M. Robert
Près de la mer, j'ai croisé M. Robert.
Assis au Barachois,
sur un banc,
sous ces arbres aux fruits salés,
à la
lumière d'un réverbère,
dans ce parc où passent des rats,
dans la nuit,
sous les alizés, à cette époque, froids,
je fumais une cigarette.
C'est alors qu'est venu M. Robert pour me parler.
M. Robert est bossu, ventru, avec un t-shirt sale et des savates deux doigts. M. Robert ne marche pas droit. Il semble qu'il tienne debout en se raccrochant à sa bière.
M. Robert à un visage marqué, buriné, avec un nez transformé en éponge sensible attirant toutes les effluves alcoolisées, pourquoi pas celles de sa bière dans ce froid.
Ce nez, est-ce une autre manière de tenir debout ? M. Robert s'est arrêté.
Il a laissé passer quelques bourrasques faisant danser cannettes, papiers, cartons de pizza froids et délaissés.
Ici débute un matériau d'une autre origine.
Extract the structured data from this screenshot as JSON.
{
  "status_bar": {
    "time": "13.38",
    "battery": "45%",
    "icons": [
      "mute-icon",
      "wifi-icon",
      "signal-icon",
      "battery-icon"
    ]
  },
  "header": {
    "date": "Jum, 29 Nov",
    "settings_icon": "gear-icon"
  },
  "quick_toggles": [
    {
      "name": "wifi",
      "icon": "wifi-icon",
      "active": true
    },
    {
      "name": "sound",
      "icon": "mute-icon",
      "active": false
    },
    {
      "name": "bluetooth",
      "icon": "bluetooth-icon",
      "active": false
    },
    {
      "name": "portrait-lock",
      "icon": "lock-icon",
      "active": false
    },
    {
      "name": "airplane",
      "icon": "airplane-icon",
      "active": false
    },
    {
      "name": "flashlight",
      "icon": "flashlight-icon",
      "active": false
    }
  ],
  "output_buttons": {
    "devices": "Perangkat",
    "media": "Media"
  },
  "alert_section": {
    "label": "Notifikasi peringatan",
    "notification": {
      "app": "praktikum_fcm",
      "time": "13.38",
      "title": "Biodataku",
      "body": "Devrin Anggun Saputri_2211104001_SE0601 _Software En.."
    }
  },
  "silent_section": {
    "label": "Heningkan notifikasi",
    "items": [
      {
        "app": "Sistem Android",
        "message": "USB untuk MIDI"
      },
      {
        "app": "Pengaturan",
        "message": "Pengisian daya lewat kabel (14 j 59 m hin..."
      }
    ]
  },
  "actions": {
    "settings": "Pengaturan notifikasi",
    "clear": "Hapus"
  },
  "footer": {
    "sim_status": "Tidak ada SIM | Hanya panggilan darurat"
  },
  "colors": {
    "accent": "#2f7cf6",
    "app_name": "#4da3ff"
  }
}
Puis l'homme à la dérive approcha lentement mon banc comme un petit bateau approche un port.
Voilà : Nous étions tous les deux au banc amarrés. Entre nous deux la petite bouteille en verre qui bientôt sera peut être bouteille à la mer, vide, sans message... sous ce vent, ces nuages !
Dans sa main droite et dans ma main gauche brulaient maintenant pour chacun une roulée. Les fumées de cigarette, avec force, s'échappaient. Nous, on restait.
Nous avons fini par causer puisque nous regardions tout deux la même chose : la procession des feux rouges des véhicules motorisés, au loin, au pied de la falaise, au surplomb de l'océan indien.
Les voitures étaient loin.
Les gens étaient fous.
Il était difficile pour M. Robert d'exprimer ces idées.